Var-Matin (Fréjus / Saint-Raphaël)
Criblé de plombs, un hibou grand-duc meurt de faim
Un grand-duc d’Europe a été victime d’un tir illégal début janvier, avant de lentement agoniser, incapable de se nourrir. Des procédures juridiques ont été engagées
Bête et gratuit. Alors que l’espèce est protégée, un hibou grand-duc a été victime d’un tir illégal le 6 janvier dernier, dans la commune de Saint-Tropez. Une vingtaine de plombs ont été découverts dans le corps, les ailes et la tête de ce pauvre animal. Cloué au sol et incapable de se nourrir, le beau rapace a agonisé longtemps, avant d’être découvert sur le bord de la route.
Après l’avoir transporté dans un premier temps à la clinique vétérinaire de Gassin, des bénévoles ont tenté de l’acheminer dans la clinique partenaire du Dr Franck Dupraz, à Saint-Maximin, mais l’oiseau n’a pas survécu au trajet.
Trois fractures à l’aile
Examiné par le vétérinaire saintmaximinois, le grand-duc était dans un piteux état, comme le relate ce spécialiste : « Il était rachitique, dépourvu de muscles et de graisse. Un grand-duc pèse normalement autour de 3 kg. Celui-là ne faisait même pas le tiers de son poids. J’ai trouvé du plomb dans sa tête, son thorax, ses ailes. J’ai constaté une triple fracture sur l’aile gauche. Les images radiographiques ont aussi montré des cals osseux qui prouvent que ses blessures dataient d’au moins deux semaines. Il n’avait aucune chance de survivre dans cet état-là ».
Très remonté, le vétérinaire parle d’un acte volontaire : « D’après mes constatations, il ne peut s’agir d’un accident. On ne peut confondre un grand-duc avec un autre animal. Son aspect est très spécifique Vu le nombre d’impacts de plombs, il a forcément été visé. ».

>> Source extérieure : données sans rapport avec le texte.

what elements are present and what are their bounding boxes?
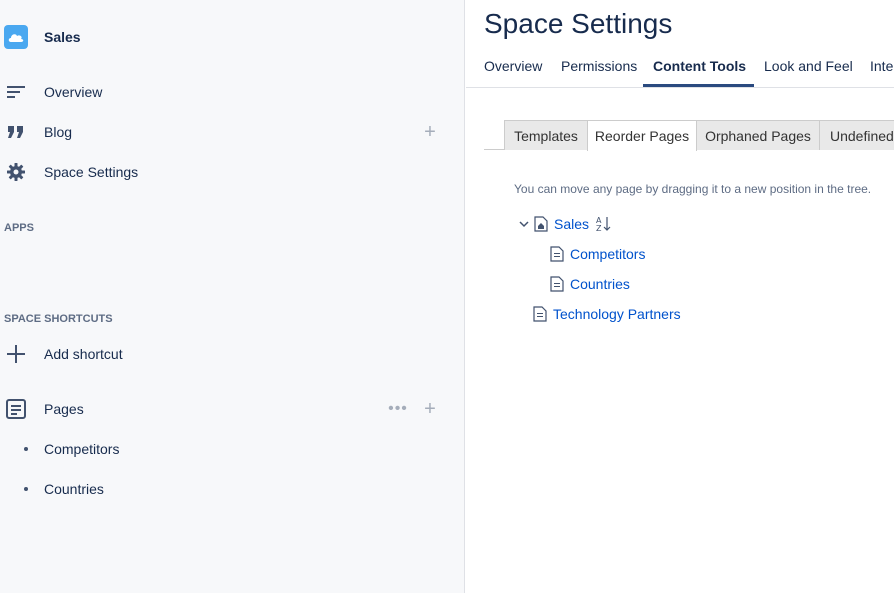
tree-node-technology-partners[interactable]: Technology Partners xyxy=(533,304,681,324)
page-child-label: Countries xyxy=(44,481,104,497)
sort-alpha-icon[interactable]: AZ xyxy=(595,215,611,233)
sidebar-page-competitors[interactable]: Competitors xyxy=(24,441,119,457)
bullet xyxy=(24,447,28,451)
tab-content-tools[interactable]: Content Tools xyxy=(653,58,746,74)
space-logo-icon xyxy=(4,25,28,49)
sidebar-item-label: Blog xyxy=(44,124,73,140)
tab-overview[interactable]: Overview xyxy=(484,58,542,74)
sidebar-item-overview[interactable]: Overview xyxy=(0,74,464,110)
tree-link-competitors[interactable]: Competitors xyxy=(570,246,645,262)
sidebar-item-space-settings[interactable]: Space Settings xyxy=(0,154,464,190)
svg-text:Z: Z xyxy=(596,224,602,233)
pages-label: Pages xyxy=(44,401,84,417)
sidebar-item-blog[interactable]: Blog + xyxy=(0,114,464,150)
add-shortcut-label: Add shortcut xyxy=(44,346,123,362)
tree-link-technology-partners[interactable]: Technology Partners xyxy=(553,306,681,322)
subtab-reorder-pages[interactable]: Reorder Pages xyxy=(587,120,697,151)
sidebar-item-pages[interactable]: Pages ••• + xyxy=(0,391,464,427)
sidebar: Sales Overview Blog + Space Settings APP… xyxy=(0,0,465,593)
subtab-templates[interactable]: Templates xyxy=(504,120,588,150)
sidebar-page-countries[interactable]: Countries xyxy=(24,481,104,497)
add-blog-plus-icon[interactable]: + xyxy=(420,122,440,142)
content-tools-subtabs: Templates Reorder Pages Orphaned Pages U… xyxy=(484,120,894,151)
tab-look-and-feel[interactable]: Look and Feel xyxy=(764,58,853,74)
gear-icon xyxy=(4,160,28,184)
space-header[interactable]: Sales xyxy=(4,25,81,49)
tree-link-countries[interactable]: Countries xyxy=(570,276,630,292)
main-content: Space Settings Overview Permissions Cont… xyxy=(466,0,894,593)
page-icon xyxy=(550,246,564,262)
add-page-plus-icon[interactable]: + xyxy=(420,399,440,419)
page-icon xyxy=(533,306,547,322)
tree-node-sales[interactable]: Sales AZ xyxy=(518,214,611,234)
tree-node-competitors[interactable]: Competitors xyxy=(550,244,645,264)
space-name: Sales xyxy=(44,29,81,45)
more-dots-icon[interactable]: ••• xyxy=(386,399,410,419)
add-shortcut-button[interactable]: Add shortcut xyxy=(0,336,464,372)
apps-heading: APPS xyxy=(4,222,34,234)
overview-lines-icon xyxy=(4,80,28,104)
subtab-orphaned-pages[interactable]: Orphaned Pages xyxy=(696,120,820,150)
active-tab-underline xyxy=(643,84,754,87)
tab-permissions[interactable]: Permissions xyxy=(561,58,637,74)
tree-link-sales[interactable]: Sales xyxy=(554,216,589,232)
subtab-undefined[interactable]: Undefined xyxy=(819,120,894,150)
plus-icon xyxy=(4,342,28,366)
tree-node-countries[interactable]: Countries xyxy=(550,274,630,294)
page-child-label: Competitors xyxy=(44,441,120,457)
tab-integrations[interactable]: Inte xyxy=(870,58,893,74)
settings-tabs: Overview Permissions Content Tools Look … xyxy=(466,48,894,88)
chevron-down-icon[interactable] xyxy=(518,218,530,230)
pages-icon xyxy=(4,397,28,421)
reorder-hint: You can move any page by dragging it to … xyxy=(514,182,872,196)
bullet xyxy=(24,487,28,491)
home-page-icon xyxy=(534,216,548,232)
space-shortcuts-heading: SPACE SHORTCUTS xyxy=(4,313,113,325)
quote-icon xyxy=(4,120,28,144)
sidebar-item-label: Overview xyxy=(44,84,103,100)
sidebar-item-label: Space Settings xyxy=(44,164,139,180)
page-icon xyxy=(550,276,564,292)
page-title: Space Settings xyxy=(484,8,673,39)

Ce constat est partagé par le centre de sauvegarde de la faune sauvage de Buoux (84) : « C’est un animal nocturne. À moins de chasser la nuit sans visibilité, le hasard n’a pas de place dans cet incident. Nous sommes convaincus qu’il s’agit d’un acte malfaisant ». Une conclusion confortée par la fréquence des espèces protégées retrouvées plombées : « Nous en sommes à six depuis le début de la saison de chasse, surtout des diurnes. C’est d’autant plus dommageable qu’on est en phase de reproduction. Si le rapace était en couple, c’est fichu pour le reste de l’année. Cela peut aussi signifier la raréfaction de cette espèce dans le secteur où il a été trouvé. » souligne le Dr Dupraz.
Plainte contre X
Cet acte et les cinq autres perpétrés dernièrement correspondant à la période de chasse, ce sont bien ses adeptes qui sont dans le viseur de la Ligue pour la protection des oiseaux (LPO) de Paca. Laurent Faudon, le vice-président de la société de chasse du Var et président de la Diane fraxinoise ne le conteste d’ailleurs pas : « Il y a malheureusement de fortes chances qu’il s’agisse d’un chasseur. J’en profite donc pour rappeler avec la plus grande fermeté que la fédération ne cautionne pas ce genre de pratique. C’est de la bêtise humaine. Si on prend une personne sur le fait, son permis lui est retiré immédiatement et il fait l’objet d’une amende salée. Nous travaillons beaucoup à changer l’image de la chasse. De ceux qui font n’importe quoi. À cause de ces gens-là, on nous tombe dessus constamment ». Ce représentant des chasseurs ne croit pas à l’hypothèse de « l’élimination d’un concurrent chassant le même gibier »:« Je n’ai jamais vu un grand-duc s’attaquer à nos cibles ». Ce dernier rappelle enfin qu’« un arrêté préfectoral est édité à chaque ouverture de la chasse, répertoriant les espèces protégées ». Même si, deux semaines après les faits, les chances de trouver l’auteur de cet acte cruel sont faibles, la LPO Paca a fait une déclaration auprès de l’ONCFS (office national de la chasse et de la faune sauvage). Doté de l’attestation du vétérinaire, l’organisme déposera ensuite une plainte contre X auprès du procureur. Procureur qui mènera l’enquête en relation avec l’office français de la biodiversité (OFB).